I più giovani ne hanno probabilmente solo sentito parlare. O lo hanno visto in qualche vecchio film, fra drift e inversioni, bistrattato dalle mani decise dei protagonisti. Indimenticabili le scene di Fast & Furious o Baby Driver, in cui il freno a mano meccanico viene utilizzato per bloccare le ruote posteriori e far scivolare l’auto, permettendo manovre strette o cambi di direzione a 180 gradi. Oggi il vecchio caro freno a mano, fedele alleato di stazionamenti  insidiosi, è solo un vago ricordo appannaggio degli appassionati di youngtimers, sostituito nella quasi totalità delle nuove automobili dal freno di stazionamento elettronico. Non servono muscoli o un piglio energico per attivarlo, basta il tocco di un pulsante e voilà, fermi immobili senza alcuna fatica. “L’automobile moderna tende a semplificare l’esperienza di guida – spiega Giorgetto Giugiaro – e l’eliminazione della leva del freno a mano meccanico in favore di un comando elettronico nasce proprio da questa logica: ridurre le azioni fisiche del guidatore e affidare alcune funzioni alla tecnologia“. Oggi il tradizionale freno a mano a leva è sostituito in oltre il 90%  dei nuovi modelli dal freno di stazionamento elettronico (Epb): una evoluzione tecnologica che offre maggiore comfort, come l’attivazione automatica, ma segna la fine del classico freno meccanico, ormai presente sempre più di rado su modelli low cost o citycar. “Dal punto di vista progettuale, il vantaggio è soprattutto nell’architettura dell’abitacolo – spiega Giorgetto Giugiaro – perchè un piccolo comando elettronico libera spazio, consente nuove soluzioni di design per la console centrale e permette una maggiore integrazione con altri sistemi dell’auto, come il mantenimento automatico in salita o le funzioni di sicurezza”.  

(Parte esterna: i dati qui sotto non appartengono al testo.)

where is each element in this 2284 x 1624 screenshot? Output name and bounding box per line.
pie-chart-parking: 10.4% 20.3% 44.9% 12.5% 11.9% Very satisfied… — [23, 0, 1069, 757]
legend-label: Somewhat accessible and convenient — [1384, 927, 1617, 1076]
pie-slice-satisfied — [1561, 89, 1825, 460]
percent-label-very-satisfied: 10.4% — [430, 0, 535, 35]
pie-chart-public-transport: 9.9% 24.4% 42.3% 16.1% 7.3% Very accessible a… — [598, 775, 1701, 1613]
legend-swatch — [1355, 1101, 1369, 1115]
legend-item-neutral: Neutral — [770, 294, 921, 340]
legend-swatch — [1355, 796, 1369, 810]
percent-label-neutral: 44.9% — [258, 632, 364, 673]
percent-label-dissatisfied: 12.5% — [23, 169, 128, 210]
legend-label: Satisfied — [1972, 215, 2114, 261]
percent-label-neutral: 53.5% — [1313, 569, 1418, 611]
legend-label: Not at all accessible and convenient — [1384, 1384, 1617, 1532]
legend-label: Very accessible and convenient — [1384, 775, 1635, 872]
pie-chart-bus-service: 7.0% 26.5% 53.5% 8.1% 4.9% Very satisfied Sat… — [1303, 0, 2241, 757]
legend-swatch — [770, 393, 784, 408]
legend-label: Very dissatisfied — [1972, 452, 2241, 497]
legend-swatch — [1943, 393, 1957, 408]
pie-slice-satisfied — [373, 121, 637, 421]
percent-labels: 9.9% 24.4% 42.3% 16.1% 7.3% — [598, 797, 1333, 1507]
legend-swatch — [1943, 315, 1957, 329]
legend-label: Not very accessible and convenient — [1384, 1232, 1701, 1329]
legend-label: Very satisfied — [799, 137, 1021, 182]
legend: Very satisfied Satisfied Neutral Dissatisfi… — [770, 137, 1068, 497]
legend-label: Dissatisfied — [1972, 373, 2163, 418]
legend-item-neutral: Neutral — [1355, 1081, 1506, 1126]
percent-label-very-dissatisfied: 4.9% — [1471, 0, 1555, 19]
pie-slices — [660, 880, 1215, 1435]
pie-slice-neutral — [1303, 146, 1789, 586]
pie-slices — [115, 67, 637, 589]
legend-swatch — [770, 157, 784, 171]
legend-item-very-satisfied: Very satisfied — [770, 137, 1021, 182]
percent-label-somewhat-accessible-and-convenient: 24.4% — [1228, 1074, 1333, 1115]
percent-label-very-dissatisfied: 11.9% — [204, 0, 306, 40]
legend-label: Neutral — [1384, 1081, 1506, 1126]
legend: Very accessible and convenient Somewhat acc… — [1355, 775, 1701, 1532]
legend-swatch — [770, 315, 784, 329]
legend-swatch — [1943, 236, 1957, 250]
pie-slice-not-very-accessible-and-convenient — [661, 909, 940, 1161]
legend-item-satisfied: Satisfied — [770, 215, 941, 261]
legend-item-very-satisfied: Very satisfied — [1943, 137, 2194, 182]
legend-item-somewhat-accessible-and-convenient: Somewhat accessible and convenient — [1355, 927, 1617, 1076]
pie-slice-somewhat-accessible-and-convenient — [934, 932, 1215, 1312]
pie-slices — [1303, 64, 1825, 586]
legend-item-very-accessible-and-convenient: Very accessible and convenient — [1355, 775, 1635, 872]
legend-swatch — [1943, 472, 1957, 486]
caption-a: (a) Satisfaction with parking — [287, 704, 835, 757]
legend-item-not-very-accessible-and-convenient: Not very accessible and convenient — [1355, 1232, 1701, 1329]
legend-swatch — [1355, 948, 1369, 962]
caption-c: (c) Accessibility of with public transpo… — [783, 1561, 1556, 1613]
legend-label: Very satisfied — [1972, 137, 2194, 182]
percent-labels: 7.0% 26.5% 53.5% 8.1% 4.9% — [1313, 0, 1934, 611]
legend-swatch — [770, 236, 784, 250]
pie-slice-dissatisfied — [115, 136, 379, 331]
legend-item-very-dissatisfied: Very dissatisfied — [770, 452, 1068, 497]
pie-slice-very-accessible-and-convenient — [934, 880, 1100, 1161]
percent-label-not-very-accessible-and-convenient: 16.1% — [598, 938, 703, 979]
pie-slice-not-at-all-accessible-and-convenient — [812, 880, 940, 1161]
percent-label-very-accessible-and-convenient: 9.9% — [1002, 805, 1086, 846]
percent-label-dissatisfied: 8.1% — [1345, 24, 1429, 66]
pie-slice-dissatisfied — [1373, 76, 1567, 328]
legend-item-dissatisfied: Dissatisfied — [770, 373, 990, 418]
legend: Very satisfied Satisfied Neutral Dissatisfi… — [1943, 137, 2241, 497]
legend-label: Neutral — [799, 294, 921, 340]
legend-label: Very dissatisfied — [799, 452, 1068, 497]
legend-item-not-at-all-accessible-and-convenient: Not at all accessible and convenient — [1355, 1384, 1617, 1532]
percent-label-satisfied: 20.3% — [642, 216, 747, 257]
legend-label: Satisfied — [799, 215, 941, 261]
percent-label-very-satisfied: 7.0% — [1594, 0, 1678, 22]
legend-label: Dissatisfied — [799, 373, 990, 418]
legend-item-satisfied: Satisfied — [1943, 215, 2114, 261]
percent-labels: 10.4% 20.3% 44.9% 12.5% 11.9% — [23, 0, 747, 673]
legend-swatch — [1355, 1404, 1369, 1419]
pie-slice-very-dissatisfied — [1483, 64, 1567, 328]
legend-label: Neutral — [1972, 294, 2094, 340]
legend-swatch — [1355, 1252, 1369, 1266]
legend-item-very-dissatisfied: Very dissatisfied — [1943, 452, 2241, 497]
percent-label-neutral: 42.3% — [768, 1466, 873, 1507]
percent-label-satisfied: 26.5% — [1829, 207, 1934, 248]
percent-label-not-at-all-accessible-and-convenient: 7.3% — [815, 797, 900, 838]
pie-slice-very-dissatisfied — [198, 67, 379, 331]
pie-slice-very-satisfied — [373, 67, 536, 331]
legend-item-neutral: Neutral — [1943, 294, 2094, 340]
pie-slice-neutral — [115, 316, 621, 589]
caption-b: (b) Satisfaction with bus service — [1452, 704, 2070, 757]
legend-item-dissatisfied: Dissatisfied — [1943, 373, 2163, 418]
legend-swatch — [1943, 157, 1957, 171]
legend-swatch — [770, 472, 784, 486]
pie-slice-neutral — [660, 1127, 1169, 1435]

UN RAPPORTO DIRETTO CON L’AUTO—  

Negli ultimi anni la percentuale di auto nuove dotate di freno meccanico è scesa drasticamente ben al di sotto il 10 per cento, destinato in tempi rapidissimi all’estinzione nel mercato europeo. “Per chi ha guidato per decenni, la leva del freno a mano era quasi un’estensione naturale del gesto di guida – ammette Giorgetto Giugiaro – e faceva parte di un rapporto più diretto con la macchina: frizione, acceleratore, leva, tutto era meccanico e immediato”. L’automobile, per il grande designer torinese, sta diventando oggi sempre più un sistema intelligente che assiste il guidatore, e il freno a mano elettronico e i sistemi di partenza automatica in salita ne sono un esempio. “Eliminano una difficoltà tecnica che un tempo si imparava con l’esperienza, facendoci passare da un’automobile che chiedeva abilità a un’automobile che cerca di rendere la guida accessibile e sicura per tutti”. Pur ammettendo la necessità di adeguarsi ai nuovi sistemi,  Giugiaro non nasconde un pò di nostalgia e rammarico per la perdita di questo elemento un tempo imprescindibile non solo dal punto di vista estetico, piazzato con forza e ben in evidenza all’interno dell’abitacolo, ma anche dal punto di vista emotivo. “È un ingombro in meno – dice il designer – ma il fatto di non avere questo elemento di sicurezza per frenare in momenti particolari si rimpiange”.